In the majority of cases, closely-held businesses with succession plans that involve a dissolution of the company upon the testator’s death, a buyout of the testator’s interests by one or more existing shareholders, or the transfer of the testator’s shares in specie to one or more family members, will not attract the scrutiny of third parties. However, third parties unknown to a testator, the testator’s family, and a purported executor are unlikely to engage in a transaction—particularly in the case of high-value businesses, artwork, boats, and collectibles—without the authority of a court-certified estate representative. If this becomes the case, the Secondary Will must be submitted to probate, resulting in the same outcome as if the testator died with one Will. Care should be taken to mitigate the risk of “tainting” a Secondary Will with multiple assets that you expect to bypass the probate process. If even one of those assets requires a probated Will to be administered, the entire Secondary Will is considered “tainted” and probate fees must be paid on all of the assets governed by that Will. Where there is any likelihood of tainting a Secondary Will, a third or fourth Will is recommended.

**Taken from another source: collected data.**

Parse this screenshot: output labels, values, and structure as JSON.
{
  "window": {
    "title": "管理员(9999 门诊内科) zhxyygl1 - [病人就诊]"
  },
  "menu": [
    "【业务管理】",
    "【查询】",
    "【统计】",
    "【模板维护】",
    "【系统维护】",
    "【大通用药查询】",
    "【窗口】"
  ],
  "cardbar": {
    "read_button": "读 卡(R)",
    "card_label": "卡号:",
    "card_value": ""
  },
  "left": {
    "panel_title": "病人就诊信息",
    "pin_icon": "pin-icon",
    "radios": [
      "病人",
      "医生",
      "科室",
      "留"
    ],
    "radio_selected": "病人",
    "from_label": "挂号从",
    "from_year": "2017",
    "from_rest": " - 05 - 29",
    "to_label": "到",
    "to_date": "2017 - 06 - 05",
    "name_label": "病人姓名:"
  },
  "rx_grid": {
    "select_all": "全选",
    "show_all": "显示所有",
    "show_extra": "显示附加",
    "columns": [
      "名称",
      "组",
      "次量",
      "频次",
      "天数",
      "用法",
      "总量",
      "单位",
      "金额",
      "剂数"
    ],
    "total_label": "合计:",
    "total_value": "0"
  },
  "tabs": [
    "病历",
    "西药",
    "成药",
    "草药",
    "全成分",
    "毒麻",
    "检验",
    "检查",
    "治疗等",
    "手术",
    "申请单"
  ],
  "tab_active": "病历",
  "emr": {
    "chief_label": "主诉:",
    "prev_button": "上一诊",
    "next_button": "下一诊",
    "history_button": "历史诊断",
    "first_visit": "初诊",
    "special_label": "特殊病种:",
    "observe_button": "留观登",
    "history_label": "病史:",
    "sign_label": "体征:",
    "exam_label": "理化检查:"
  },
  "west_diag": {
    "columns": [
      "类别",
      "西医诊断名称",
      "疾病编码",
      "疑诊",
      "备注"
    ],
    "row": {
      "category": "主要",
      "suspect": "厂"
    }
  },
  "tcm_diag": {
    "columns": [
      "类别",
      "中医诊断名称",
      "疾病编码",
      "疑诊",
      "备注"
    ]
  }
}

Poor Drafting and Legal Changes
Multiple Wills are currently accepted legal practice in Ontario however, a legislative or common law change could affect the benefits of this strategy. Most estate law practitioners became very aware of this possibility when the Milne Estate was adjudicated resulting in a decision that subjected Mr. and Mrs. Milne’s secondary Wills to probate on account of questionable drafting. Luckily, practitioners were able to breathe a collective sigh of relief when the decision was overturned; but the reality that a legal change or poor drafting can severely impact your Will strategy persists.
Secondary Wills (aka “Business Wills”) can be an especially useful tool in your estate planning, but it is short-sighted to assume that this strategy always achieves actual dollar savings. A key takeaway should be alerting solicitors of the need to be more thorough in their inquiries as to business owner succession plans.
At NIKA LAW LLP we encourage the use of multiple Wills in a thoughtful manner and with the appropriate professionals engaged. Providing guidance in the Wills with respect to tax, valuations, timing of transfers and terms of third-party sales are too often overlooked in the drafting stage, yet a few additional sentences could result in hundreds of thousands of dollars in legal fees saved!
Disclaimer: The content of this post is not intended to serve as legal advice, but rather a general guide regarding the subject matter.
1. In Ontario, “probate fees” refers to the Estate Administration Tax owed to the Minister of Finance, which is approximately 1.5% of the value of assets governed by the probated Will.
2. Milne Estate (Re), 2018 ONSC 4174.
3. Milne Estate (Re), 2019 ONSC 579.